Hope and help from ACN Latitude’s PANDAS forum
Shortly after I found Saving Sammy, I found the online ACN forums, and we have benefited greatly from the exchanges and experiences posted there. More than anything, though, we found hope and fortitude from the members. When we saw improvements so quickly, because we didn’t know any better, we expected those improvements to continue on the same trajectory . . . exponential improvement at a dramatic rate! When they didn’t, it was easy to become discouraged and impatient. It’s been the other families on the forum that have helped us hold on, ride the waves, celebrate the successes, ride out the short backslides, keep the faith, and dig in for the long haul. It’s the ACN forum that has provided dozens of links to scientific articles on the topic of PANDAS, suggested practitioners who could help us, given us ideas of time lines and expectations, etc. All of this information I’ve then been able to share with our medical team who, prior, were nearly as ignorant regarding this disorder as I was!

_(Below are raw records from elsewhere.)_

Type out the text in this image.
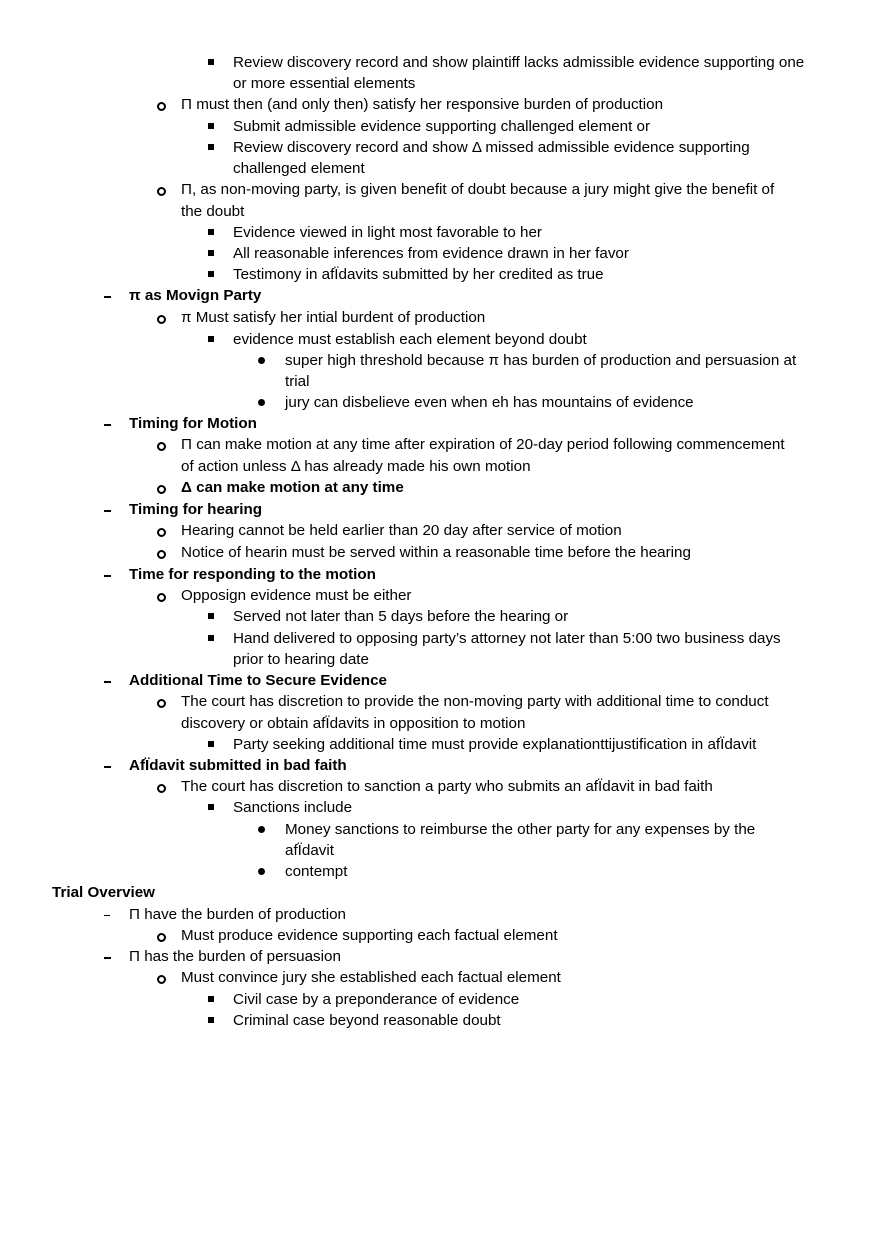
Review discovery record and show plaintiff lacks admissible evidence supporting one
or more essential elements
Π must then (and only then) satisfy her responsive burden of production
Submit admissible evidence supporting challenged element or
Review discovery record and show Δ missed admissible evidence supporting
challenged element
Π, as non-moving party, is given benefit of doubt because a jury might give the benefit of
the doubt
Evidence viewed in light most favorable to her
All reasonable inferences from evidence drawn in her favor
Testimony in afÏdavits submitted by her credited as true
π as Movign Party
π Must satisfy her intial burdent of production
evidence must establish each element beyond doubt
super high threshold because π has burden of production and persuasion at
trial
jury can disbelieve even when eh has mountains of evidence
Timing for Motion
Π can make motion at any time after expiration of 20-day period following commencement
of action unless Δ has already made his own motion
Δ can make motion at any time
Timing for hearing
Hearing cannot be held earlier than 20 day after service of motion
Notice of hearin must be served within a reasonable time before the hearing
Time for responding to the motion
Opposign evidence must be either
Served not later than 5 days before the hearing or
Hand delivered to opposing party’s attorney not later than 5:00 two business days
prior to hearing date
Additional Time to Secure Evidence
The court has discretion to provide the non-moving party with additional time to conduct
discovery or obtain afÏdavits in opposition to motion
Party seeking additional time must provide explanationttijustification in afÏdavit
AfÏdavit submitted in bad faith
The court has discretion to sanction a party who submits an afÏdavit in bad faith
Sanctions include
Money sanctions to reimburse the other party for any expenses by the
afÏdavit
contempt
Trial Overview
Π have the burden of production
Must produce evidence supporting each factual element
Π has the burden of persuasion
Must convince jury she established each factual element
Civil case by a preponderance of evidence
Criminal case beyond reasonable doubt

We believe that we will be a genuine success story, and I know that in part I have the ACN forum to thank for that. I am now also devoted to getting the word out, to telling everyone I know about this disorder, about the fact that childhood OCD doesn’t have to be a life sentence, that a strep test and antibiotics are far less invasive, and can be far more effective, than psychiatric medications.